KM Core Values

Tony Hsieh, CEO of, wrote a great endorsement of Twitter in his recent post, How Twitter Can Make You A Better (and Happier) Person. For him, Twitter was instrumental in the following four areas:

  1. Transparency & Values: Twitter constantly reminds me of who I want to be, and what I want Zappos to stand for
  2. Reframing Reality: Twitter encourages me to search for ways to view reality in a funnier and/or more positive way
  3. Helping Others: Twitter makes me think about how to make a positive impact on other people’s lives
  4. Gratitude: Twitter helps me notice and appreciate the little things in life

I’ll let you read his post to find out exactly what makes Twitter so wonderful for him.  However, for our purposes, I wanted to take a closer look at his discussion of values.  In his post he explains that living life in a public forum like Twitter means that there is a constant spotlight on him and on how he embodies his company’s core values in his daily life and his daily tweets.
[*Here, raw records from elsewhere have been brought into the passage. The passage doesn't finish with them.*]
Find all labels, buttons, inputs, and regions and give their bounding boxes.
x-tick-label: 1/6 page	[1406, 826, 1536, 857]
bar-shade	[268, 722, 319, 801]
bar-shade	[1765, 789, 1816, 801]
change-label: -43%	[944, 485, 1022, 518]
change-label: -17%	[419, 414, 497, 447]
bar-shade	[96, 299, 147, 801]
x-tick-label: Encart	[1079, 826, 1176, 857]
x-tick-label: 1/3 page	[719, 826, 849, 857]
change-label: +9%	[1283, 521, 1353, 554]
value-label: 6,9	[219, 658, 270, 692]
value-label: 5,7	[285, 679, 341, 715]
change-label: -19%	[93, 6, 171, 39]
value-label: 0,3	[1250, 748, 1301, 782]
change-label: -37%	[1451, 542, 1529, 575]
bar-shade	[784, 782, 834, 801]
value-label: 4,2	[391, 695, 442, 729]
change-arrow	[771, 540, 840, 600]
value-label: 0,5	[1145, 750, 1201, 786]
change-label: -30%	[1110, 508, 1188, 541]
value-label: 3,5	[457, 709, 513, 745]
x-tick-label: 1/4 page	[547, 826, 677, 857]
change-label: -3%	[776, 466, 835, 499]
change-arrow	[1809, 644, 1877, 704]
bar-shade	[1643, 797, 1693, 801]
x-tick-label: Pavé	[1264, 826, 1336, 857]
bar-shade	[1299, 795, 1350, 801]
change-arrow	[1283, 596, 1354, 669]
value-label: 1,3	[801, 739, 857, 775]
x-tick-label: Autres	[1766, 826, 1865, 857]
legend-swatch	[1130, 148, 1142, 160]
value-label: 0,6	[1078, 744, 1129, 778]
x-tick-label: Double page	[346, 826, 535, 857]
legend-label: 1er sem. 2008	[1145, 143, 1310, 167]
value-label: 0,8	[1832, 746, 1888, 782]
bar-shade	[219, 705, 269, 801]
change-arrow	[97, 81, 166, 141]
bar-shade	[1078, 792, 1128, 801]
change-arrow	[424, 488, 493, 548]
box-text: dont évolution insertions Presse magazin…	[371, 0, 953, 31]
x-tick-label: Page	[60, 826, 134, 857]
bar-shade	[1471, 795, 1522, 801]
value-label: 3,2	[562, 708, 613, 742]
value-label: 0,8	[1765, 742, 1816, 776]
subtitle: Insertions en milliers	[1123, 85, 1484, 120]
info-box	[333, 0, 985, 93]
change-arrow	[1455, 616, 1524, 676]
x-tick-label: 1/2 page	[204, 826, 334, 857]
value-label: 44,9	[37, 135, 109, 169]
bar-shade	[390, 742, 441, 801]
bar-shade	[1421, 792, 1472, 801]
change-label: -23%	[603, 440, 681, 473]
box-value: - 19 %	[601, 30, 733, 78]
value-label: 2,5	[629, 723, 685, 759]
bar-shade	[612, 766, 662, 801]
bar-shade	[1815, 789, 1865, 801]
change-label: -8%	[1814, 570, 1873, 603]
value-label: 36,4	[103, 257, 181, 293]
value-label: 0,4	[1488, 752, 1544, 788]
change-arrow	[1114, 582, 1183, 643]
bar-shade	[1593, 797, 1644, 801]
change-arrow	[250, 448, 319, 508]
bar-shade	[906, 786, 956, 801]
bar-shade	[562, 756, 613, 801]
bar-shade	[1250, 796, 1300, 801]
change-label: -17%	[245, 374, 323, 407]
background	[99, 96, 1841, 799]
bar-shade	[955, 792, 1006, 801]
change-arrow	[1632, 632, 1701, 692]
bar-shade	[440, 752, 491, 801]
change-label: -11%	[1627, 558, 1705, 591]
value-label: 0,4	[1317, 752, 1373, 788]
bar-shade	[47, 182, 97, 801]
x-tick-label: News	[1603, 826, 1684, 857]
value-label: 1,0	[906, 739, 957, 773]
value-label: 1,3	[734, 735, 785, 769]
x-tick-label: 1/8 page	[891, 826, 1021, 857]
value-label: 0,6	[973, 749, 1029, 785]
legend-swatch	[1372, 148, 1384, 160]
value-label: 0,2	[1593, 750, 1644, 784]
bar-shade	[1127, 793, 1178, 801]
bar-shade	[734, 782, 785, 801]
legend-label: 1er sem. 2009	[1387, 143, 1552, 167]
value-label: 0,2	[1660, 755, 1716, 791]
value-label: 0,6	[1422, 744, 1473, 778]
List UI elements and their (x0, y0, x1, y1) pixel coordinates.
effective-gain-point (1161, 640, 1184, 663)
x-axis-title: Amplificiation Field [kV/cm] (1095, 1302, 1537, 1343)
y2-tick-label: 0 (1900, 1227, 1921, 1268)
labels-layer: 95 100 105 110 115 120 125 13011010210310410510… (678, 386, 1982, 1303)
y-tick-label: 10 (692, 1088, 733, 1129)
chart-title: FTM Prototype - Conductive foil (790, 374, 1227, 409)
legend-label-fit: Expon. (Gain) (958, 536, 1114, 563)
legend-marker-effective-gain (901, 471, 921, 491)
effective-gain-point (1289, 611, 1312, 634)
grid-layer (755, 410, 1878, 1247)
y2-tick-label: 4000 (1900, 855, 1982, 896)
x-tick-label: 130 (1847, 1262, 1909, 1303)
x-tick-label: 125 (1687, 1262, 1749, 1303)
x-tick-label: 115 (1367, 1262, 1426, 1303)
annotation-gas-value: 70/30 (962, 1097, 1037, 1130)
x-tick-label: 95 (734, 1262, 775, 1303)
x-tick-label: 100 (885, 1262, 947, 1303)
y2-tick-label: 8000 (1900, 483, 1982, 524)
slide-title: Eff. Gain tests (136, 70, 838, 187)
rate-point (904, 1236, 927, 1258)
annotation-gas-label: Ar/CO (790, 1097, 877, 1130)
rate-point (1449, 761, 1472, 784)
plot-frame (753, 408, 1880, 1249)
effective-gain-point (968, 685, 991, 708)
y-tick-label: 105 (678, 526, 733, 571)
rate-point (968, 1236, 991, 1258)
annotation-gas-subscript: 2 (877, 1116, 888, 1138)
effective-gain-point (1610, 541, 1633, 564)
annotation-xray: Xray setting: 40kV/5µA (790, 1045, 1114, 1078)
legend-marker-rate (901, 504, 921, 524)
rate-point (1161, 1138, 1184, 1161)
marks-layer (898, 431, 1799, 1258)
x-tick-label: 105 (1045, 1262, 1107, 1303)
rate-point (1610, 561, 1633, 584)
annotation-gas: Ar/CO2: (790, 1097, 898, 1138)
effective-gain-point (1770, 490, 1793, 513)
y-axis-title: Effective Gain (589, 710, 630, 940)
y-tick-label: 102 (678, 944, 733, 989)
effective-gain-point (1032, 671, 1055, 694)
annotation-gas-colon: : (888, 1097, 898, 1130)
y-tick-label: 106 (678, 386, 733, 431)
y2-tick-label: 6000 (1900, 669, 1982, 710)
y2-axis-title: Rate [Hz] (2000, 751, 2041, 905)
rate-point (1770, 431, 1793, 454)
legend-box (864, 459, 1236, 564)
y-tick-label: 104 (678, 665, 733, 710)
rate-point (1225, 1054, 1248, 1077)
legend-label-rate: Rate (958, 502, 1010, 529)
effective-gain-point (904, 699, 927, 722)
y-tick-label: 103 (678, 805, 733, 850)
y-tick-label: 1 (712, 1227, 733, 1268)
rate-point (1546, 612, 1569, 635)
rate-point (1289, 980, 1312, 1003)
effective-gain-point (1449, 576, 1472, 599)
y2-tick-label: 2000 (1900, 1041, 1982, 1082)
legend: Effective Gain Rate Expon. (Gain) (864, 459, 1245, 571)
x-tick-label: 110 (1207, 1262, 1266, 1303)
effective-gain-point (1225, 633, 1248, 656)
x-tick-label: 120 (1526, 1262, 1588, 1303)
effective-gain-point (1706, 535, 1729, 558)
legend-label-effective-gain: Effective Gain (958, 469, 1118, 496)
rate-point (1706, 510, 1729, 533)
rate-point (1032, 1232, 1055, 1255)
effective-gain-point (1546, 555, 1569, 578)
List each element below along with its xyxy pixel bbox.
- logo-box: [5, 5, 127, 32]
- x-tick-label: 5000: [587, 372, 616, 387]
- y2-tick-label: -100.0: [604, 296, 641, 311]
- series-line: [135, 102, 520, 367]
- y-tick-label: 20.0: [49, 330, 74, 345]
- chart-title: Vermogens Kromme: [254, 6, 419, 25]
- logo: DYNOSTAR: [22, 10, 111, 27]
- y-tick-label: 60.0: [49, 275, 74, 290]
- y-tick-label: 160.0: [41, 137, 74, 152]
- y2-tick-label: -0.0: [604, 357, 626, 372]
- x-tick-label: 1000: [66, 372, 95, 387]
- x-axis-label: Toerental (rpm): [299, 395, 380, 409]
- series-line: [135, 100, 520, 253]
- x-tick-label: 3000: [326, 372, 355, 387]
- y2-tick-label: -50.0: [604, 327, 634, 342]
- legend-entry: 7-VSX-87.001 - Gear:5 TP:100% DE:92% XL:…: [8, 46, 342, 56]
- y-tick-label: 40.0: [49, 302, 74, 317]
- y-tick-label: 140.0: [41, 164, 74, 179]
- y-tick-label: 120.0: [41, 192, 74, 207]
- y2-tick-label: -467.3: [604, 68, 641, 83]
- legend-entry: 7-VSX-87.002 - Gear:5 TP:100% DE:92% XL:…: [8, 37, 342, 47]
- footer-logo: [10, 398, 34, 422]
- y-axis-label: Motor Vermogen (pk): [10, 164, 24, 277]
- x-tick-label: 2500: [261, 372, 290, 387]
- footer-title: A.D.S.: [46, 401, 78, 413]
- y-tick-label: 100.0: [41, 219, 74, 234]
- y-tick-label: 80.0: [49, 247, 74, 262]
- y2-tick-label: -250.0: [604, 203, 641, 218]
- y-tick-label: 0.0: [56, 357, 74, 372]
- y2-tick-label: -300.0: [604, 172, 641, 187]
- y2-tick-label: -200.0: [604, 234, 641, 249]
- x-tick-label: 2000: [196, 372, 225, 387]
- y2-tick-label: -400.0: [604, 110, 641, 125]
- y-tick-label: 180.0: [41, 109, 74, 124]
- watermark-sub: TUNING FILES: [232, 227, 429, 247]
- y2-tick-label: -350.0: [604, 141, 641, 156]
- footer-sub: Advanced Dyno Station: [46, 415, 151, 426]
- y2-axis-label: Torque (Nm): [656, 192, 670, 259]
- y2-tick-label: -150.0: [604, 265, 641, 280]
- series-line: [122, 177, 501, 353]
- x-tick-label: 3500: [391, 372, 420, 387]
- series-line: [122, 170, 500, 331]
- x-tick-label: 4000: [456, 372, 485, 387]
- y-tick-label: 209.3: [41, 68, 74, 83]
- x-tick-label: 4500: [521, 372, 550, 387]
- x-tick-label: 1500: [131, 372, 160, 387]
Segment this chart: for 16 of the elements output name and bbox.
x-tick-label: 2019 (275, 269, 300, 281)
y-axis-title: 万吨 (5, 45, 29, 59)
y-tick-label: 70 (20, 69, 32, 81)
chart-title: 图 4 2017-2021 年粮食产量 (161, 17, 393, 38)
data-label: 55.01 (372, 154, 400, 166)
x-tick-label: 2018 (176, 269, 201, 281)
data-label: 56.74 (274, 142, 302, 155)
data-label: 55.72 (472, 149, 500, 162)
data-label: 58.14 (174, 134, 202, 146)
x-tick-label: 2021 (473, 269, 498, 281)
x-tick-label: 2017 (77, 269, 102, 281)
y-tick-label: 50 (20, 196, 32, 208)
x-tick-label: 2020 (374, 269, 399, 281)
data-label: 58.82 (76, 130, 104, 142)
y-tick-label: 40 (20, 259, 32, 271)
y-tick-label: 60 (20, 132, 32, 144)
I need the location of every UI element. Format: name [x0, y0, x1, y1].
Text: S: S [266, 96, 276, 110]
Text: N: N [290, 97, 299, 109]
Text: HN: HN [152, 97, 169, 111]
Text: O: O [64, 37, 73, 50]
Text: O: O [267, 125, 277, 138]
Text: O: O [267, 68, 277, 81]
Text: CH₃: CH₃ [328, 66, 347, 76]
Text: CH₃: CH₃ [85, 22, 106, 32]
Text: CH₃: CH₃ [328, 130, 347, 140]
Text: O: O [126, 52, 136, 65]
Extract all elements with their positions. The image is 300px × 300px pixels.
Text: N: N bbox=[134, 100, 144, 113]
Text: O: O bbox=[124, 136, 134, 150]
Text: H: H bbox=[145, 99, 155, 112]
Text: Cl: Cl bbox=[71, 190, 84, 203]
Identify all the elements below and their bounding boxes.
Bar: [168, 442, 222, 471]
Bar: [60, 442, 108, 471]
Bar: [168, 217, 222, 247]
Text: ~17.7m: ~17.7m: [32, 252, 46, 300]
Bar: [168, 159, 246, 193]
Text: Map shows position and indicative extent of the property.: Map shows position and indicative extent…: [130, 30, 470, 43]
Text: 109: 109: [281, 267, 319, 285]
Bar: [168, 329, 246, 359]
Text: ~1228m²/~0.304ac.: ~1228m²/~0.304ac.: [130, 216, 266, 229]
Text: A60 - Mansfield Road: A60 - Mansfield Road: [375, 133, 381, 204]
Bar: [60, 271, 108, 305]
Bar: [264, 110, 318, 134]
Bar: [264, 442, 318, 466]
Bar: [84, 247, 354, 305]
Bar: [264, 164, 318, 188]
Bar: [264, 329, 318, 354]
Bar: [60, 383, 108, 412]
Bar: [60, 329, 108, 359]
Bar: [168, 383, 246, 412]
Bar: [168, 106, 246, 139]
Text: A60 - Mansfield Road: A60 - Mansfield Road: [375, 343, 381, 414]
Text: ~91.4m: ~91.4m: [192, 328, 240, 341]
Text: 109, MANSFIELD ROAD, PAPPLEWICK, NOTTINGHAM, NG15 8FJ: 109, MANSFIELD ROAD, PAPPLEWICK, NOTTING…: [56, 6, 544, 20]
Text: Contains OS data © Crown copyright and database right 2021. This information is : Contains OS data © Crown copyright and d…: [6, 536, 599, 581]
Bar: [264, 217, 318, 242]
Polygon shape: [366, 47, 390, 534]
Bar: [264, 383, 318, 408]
The Zappos core values were created by the employees of Zappos working together to explain what mattered to them. Here are the values they identified as their “core values”:

  1. Deliver WOW Through Service
  2. Embrace and Drive Change
  3. Create Fun and A Little Weirdness
  4. Be Adventurous, Creative, and Open-Minded
  5. Pursue Growth and Learning
  6. Build Open and Honest Relationships With Communication
  7. Build a Positive Team and Family Spirit
  8. Do More With Less
  9. Be Passionate and Determined
  10. Be Humble

Now, take another look at this list and tell if you don’t think it would be a great statement of knowledge management’s core values?  We may not be delivering shoes and clothing, but these core values speak to our work as service providers and midwives to change.  In fairness, there are few businesses that could not be improved by following these core values so, in that respect, there isn’t much that is particular to KM in this list.  Nonetheless, I’d suggest that we haven’t always done a great job of embodying these values and that failure is reflected in our spotty results as a discipline.  As the economic news gets grimmer, it might be timely to think harder about what our core values are and how we live them out in our workplaces.  And then, we need to commit.

I’ll give the last word to Tony Hsieh, from his post Your Culture Is Your Brand:

We believe that it’s really important to come up with core values that you can commit to. And by commit, we mean that you’re willing to hire and fire based on them.